Забыв выпить кофе, она тут же заторопилась в Севастополь — повидать папу. Папа теперь не скоро к нам выберется, флот будет «на военном положении из-за Турции…» На прощание она притянула к себе нас обеих и крепко поцеловала. Меня тоже. Моя вина осталась в той, довоенной жизни.

Мы без спросу ворвались к нашему ученому матросу, он, наверно, знал, при чем Турция, когда война из-за Сербии…

— О Сербии теперь все позабудут, — мрачно сказал он и почему-то начал складывать тетради и книги стопкой. — А уж крови прольется!..

Кровь лилась. Газеты печатали списки убитых, в журнале «Нива» целые страницы, обведенные черной каймой, были отданы фотографиям жертв войны. Прапорщики, поручики, фельдфебели… Я вглядывалась в их лица, почти сплошь молодые. Еще недавно они ходили фотографироваться, принимали бравый вид, фуражки чуть набекрень, а у казаков — лихо заломлены над вьющимся чубом. А теперь их всех нет — с о в с е м  н е т?..

Я еще ни разу не видела смерти. Знала, конечно, что люди умирают. Вот и закопанский дедушка погиб под снежной лавиной, а севастопольский дедушка, красивый моряк с черными баками, в бурю неудачно прыгнул в шлюпку, сломал ногу, в ноге получилась  г а н г р е н а… Но это было еще до меня. И в севастопольскую оборону погибло много моряков и солдат, в Панораме было нарисовано — как, а перед нарисованным, где были уже настоящие камни, пушки, редуты и кучки ядер, лежали лицом вниз убитые, но это не были настоящие убитые, сделали чучела и надели на них сапоги и мундиры. Совсем недавно я прочитала, как убили Петю Ростова, милого, счастливого Петю… но это все же было в книге, стоило перелистнуть несколько страниц назад — и Петя снова дарил свой ножик, и угощал офицеров изюмом без косточек, и ездил с Долоховым к французам, а ночью перед сражением отдавал точить свою саблю и вместе с вжиканьем сабли о брусок слышал  с в о ю  музыку, сладкую и торжественную, музыку, которая звучала в нем самом… Я знала наплывающее иногда звучание  с в о е й  музыки и, читая эти строки, как бы слышала ее вместе с Петей. А следующие страницы, где Петю убивали, не перечитывала никогда. Петя оставался живым.

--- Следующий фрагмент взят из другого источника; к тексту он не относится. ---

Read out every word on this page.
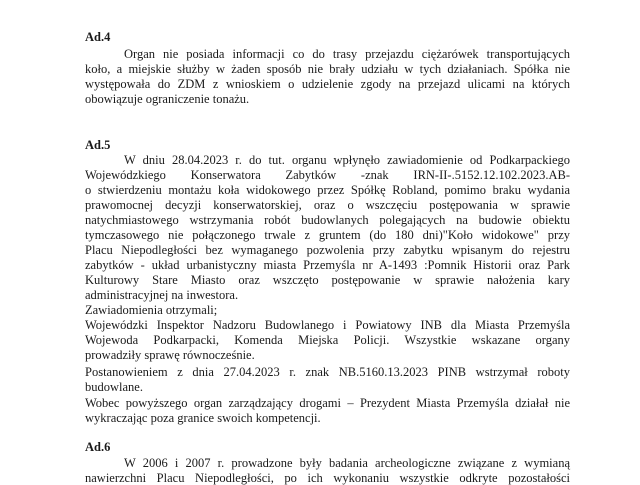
Ad.4
Organ nie posiada informacji co do trasy przejazdu ciężarówek transportujących
koło, a miejskie służby w żaden sposób nie brały udziału w tych działaniach. Spółka nie
występowała do ZDM z wnioskiem o udzielenie zgody na przejazd ulicami na których
obowiązuje ograniczenie tonażu.
Ad.5
W dniu 28.04.2023 r. do tut. organu wpłynęło zawiadomienie od Podkarpackiego
Wojewódzkiego Konserwatora Zabytków -znak IRN-II-.5152.12.102.2023.AB-
o stwierdzeniu montażu koła widokowego przez Spółkę Robland, pomimo braku wydania
prawomocnej decyzji konserwatorskiej, oraz o wszczęciu postępowania w sprawie
natychmiastowego wstrzymania robót budowlanych polegających na budowie obiektu
tymczasowego nie połączonego trwale z gruntem (do 180 dni)"Koło widokowe" przy
Placu Niepodległości bez wymaganego pozwolenia przy zabytku wpisanym do rejestru
zabytków - układ urbanistyczny miasta Przemyśla nr A-1493 :Pomnik Historii oraz Park
Kulturowy Stare Miasto oraz wszczęto postępowanie w sprawie nałożenia kary
administracyjnej na inwestora.
Zawiadomienia otrzymali;
Wojewódzki Inspektor Nadzoru Budowlanego i Powiatowy INB dla Miasta Przemyśla
Wojewoda Podkarpacki, Komenda Miejska Policji. Wszystkie wskazane organy
prowadziły sprawę równocześnie.
Postanowieniem z dnia 27.04.2023 r. znak NB.5160.13.2023 PINB wstrzymał roboty
budowlane.
Wobec powyższego organ zarządzający drogami – Prezydent Miasta Przemyśla działał nie
wykraczając poza granice swoich kompetencji.
Ad.6
W 2006 i 2007 r. prowadzone były badania archeologiczne związane z wymianą
nawierzchni Placu Niepodległości, po ich wykonaniu wszystkie odkryte pozostałości
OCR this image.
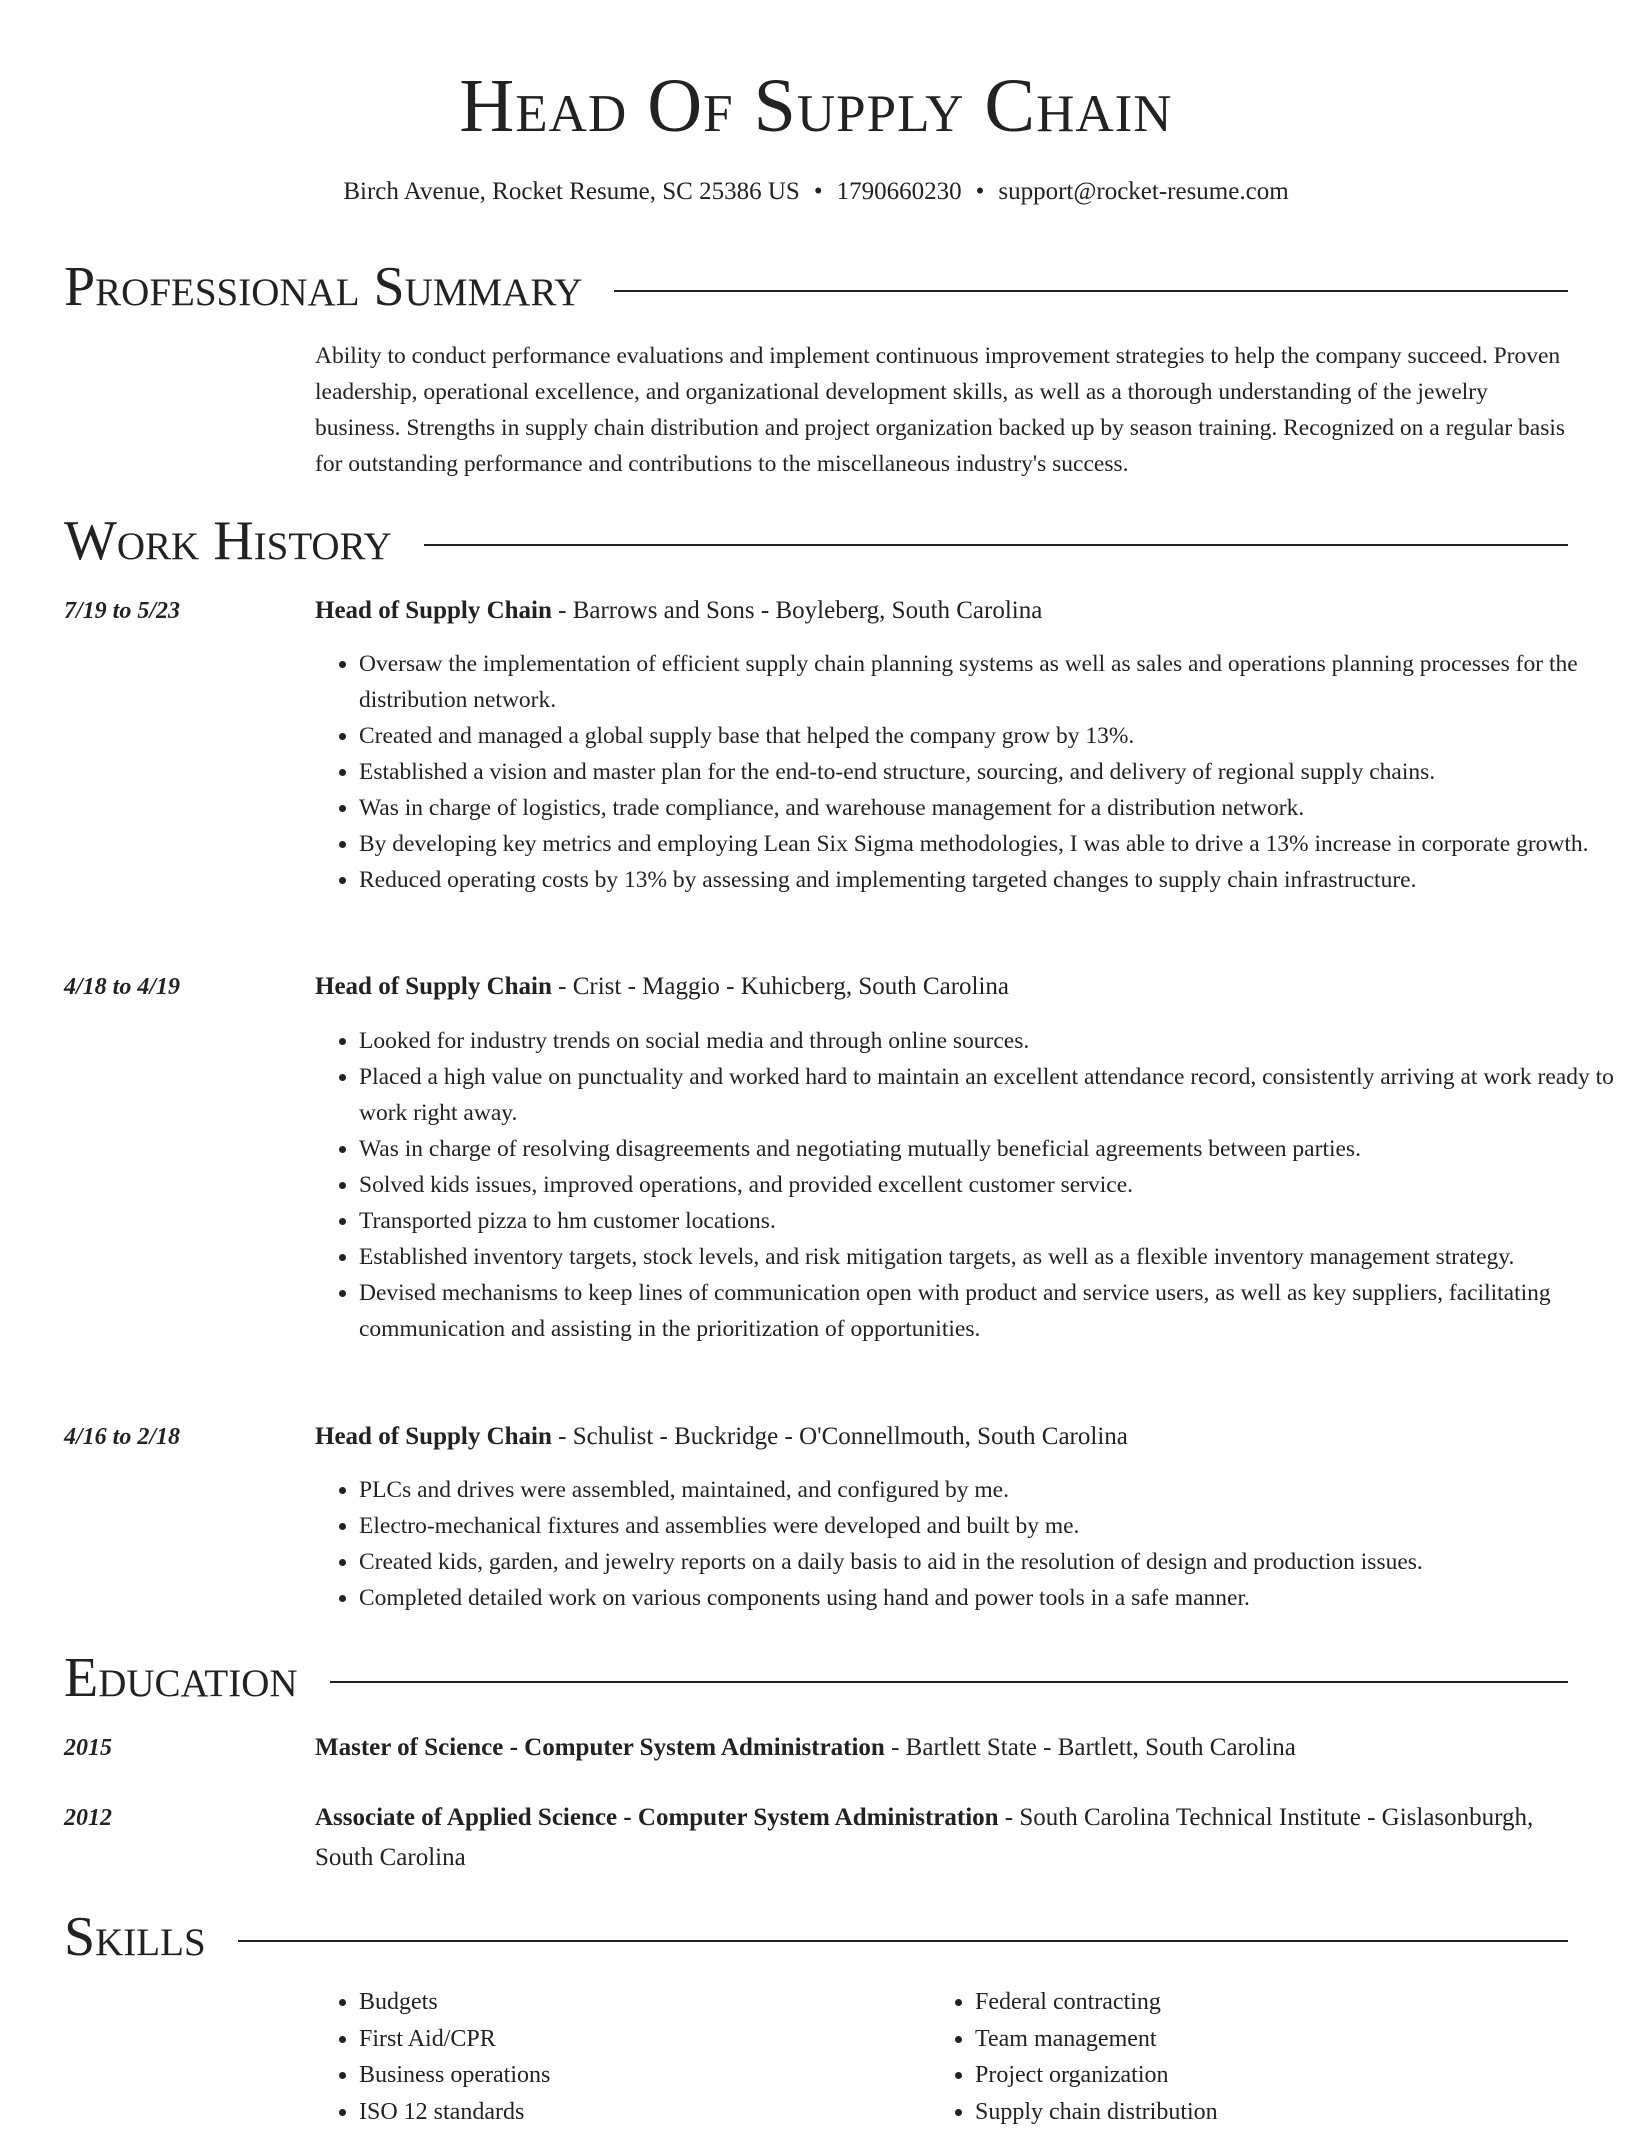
Head Of Supply Chain
Birch Avenue, Rocket Resume, SC 25386 US • 1790660230 • support@rocket-resume.com
Professional Summary

Ability to conduct performance evaluations and implement continuous improvement strategies to help the company succeed. Proven leadership, operational excellence, and organizational development skills, as well as a thorough understanding of the jewelry business. Strengths in supply chain distribution and project organization backed up by season training. Recognized on a regular basis for outstanding performance and contributions to the miscellaneous industry's success.

Work History
7/19 to 5/23	Head of Supply Chain - Barrows and Sons - Boyleberg, South Carolina
• Oversaw the implementation of efficient supply chain planning systems as well as sales and operations planning processes for the distribution network.
• Created and managed a global supply base that helped the company grow by 13%.
• Established a vision and master plan for the end-to-end structure, sourcing, and delivery of regional supply chains.
• Was in charge of logistics, trade compliance, and warehouse management for a distribution network.
• By developing key metrics and employing Lean Six Sigma methodologies, I was able to drive a 13% increase in corporate growth.
• Reduced operating costs by 13% by assessing and implementing targeted changes to supply chain infrastructure.
4/18 to 4/19	Head of Supply Chain - Crist - Maggio - Kuhicberg, South Carolina
• Looked for industry trends on social media and through online sources.
• Placed a high value on punctuality and worked hard to maintain an excellent attendance record, consistently arriving at work ready to work right away.
• Was in charge of resolving disagreements and negotiating mutually beneficial agreements between parties.
• Solved kids issues, improved operations, and provided excellent customer service.
• Transported pizza to hm customer locations.
• Established inventory targets, stock levels, and risk mitigation targets, as well as a flexible inventory management strategy.
• Devised mechanisms to keep lines of communication open with product and service users, as well as key suppliers, facilitating communication and assisting in the prioritization of opportunities.
4/16 to 2/18	Head of Supply Chain - Schulist - Buckridge - O'Connellmouth, South Carolina
• PLCs and drives were assembled, maintained, and configured by me.
• Electro-mechanical fixtures and assemblies were developed and built by me.
• Created kids, garden, and jewelry reports on a daily basis to aid in the resolution of design and production issues.
• Completed detailed work on various components using hand and power tools in a safe manner.
Education
2015	Master of Science - Computer System Administration - Bartlett State - Bartlett, South Carolina
2012	Associate of Applied Science - Computer System Administration - South Carolina Technical Institute - Gislasonburgh, South Carolina
Skills
• Budgets
• First Aid/CPR
• Business operations
• ISO 12 standards
• Federal contracting
• Team management
• Project organization
• Supply chain distribution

Смерть князя Андрея я воспринимала только через Наташу. «Простое и торжественное таинство смерти» — этого я не понимала и не хотела понимать, все мое существо противилось самой возможности смерти — был человек и нету. Стоял перед фотографом, фуражка набекрень, а потом одна пуля… и все?.. Совсем?.. Как это может быть, что вот я — дышу, бегаю, думаю, и вдруг — н и ч е г о?..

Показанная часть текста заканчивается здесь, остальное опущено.